As Nehemiah was making his 900-mile trek to Jerusalem, scripture says officers of the army and horsemen accompanied him. It sounds as if the king suspected there could be trouble for his servant. One thing I think we can safely assume is that he would have been praying along the way, even as he had when he first heard the news about some of the surviving exiles living in Jerusalem without walls or gates. He would likely pray for safety on the trip, but also for discernment and wisdom for the task ahead. It would not be easy under the best of circumstances.
During that period of history, city walls were of extreme importance. Without such walls, residents of the city were at the mercy of any and all marauders who might be in or come through the area. There would be no way for the city to be in control of their affairs. The people of Israel were still surrounded by ‘heathen’ cultures that did not believe in the God of Israel. Beyond gaining plunder, their belief system alone could trigger attacks against them.

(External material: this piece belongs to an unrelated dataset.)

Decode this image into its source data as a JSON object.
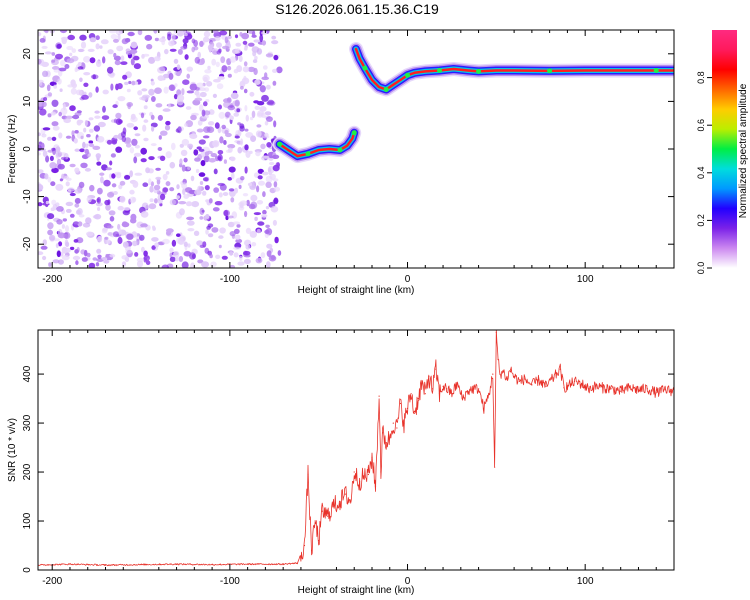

At the outset of this series, I noted that hearing of the news led to action. For Nehemiah the first action was prayer and fasting. Now as he finally arrived at his destination, he presents his letters of approval for the task to the governors of that province and the response he gets is not at all positive. So, after three days, he chooses to get up during the night alone except for his mount and inspect the walls and gates to determine what would need to be done. He is so skilled that no one knows he has gone or what he is doing. As yet he had not even revealed who was going to do the work or the extent of his mission.
(Does the Lord call us to survey the condition we find ourselves in, what has broken down our relationship with Him or others? Doing so is a process best done alone with Him, for He alone can give us the accurate assessment of our condition.)
Now that he has completed his reconnaissance he tells exiles, priests, and nobles what he has come to do. He also makes clear how God had given him favor with the king and then puts it out there for them: “Let us rise up and build.” Once again, we see that this godly leader acts, but this time the action will be beyond prayer and fasting.
(How do we act on what the Lord shows us? Do we move or ignore His guidance?)
When the governors heard the news, they were none too happy and accused Nehemiah of rebelling against the king. Nehemiah, however, knows the mission God has sent him on and makes clear to them that the Lord is going to make this a successful mission and that they have no rightful portion or place in Jerusalem. That sounds gutsy to me on a human level, but it also sounds like this is a man who is sure of God’s call and provision and so he stands.
As I read this, I am challenged to consider how much I pursue the Lord’s leading, how certain I am about His calling, and if I am willing to be so certain that I will and do stand in the midst of opposition to that call and leading. What about you?
Nehemiah has collected all the facts. The city is no longer as large as it was before the exile. Historians suggest the circumference of the city was possibly a mile and a half and encompassed 80 or 90 acres. That sounds small, but please keep in mind there was rubble everywhere and no backhoes or other equipment we could commonly employ today to get this task done.
One other quality of Nehemiah becomes evident as they prepare to rebuild is how well thought out his plan is. He lets everyone know he has divided up the work between various groups with attention to where the groups lived so they could work nearest to where their own homes were located. That certainly was effective to get ‘buy-in’ for the task at hand and scripture catches us up with a picture of how zealously the people began to work. Clearly, he had communicated his mission and now had an organized team setting about the task.
Consider this. This was a small city and likely there were not a lot of people living there. Certainly, it would have been to their benefit to start this project long before now to assure their security, but nothing happened until Nehemiah arrived on the scene.
What a perfect example of why we need a godly leader whose prayers and faith have equipped him or her for the up building of the Kingdom through whatever ministry or place each of us has been called. He or she is needed to protect God’s people.
Make no mistake about it. A godly leader acts.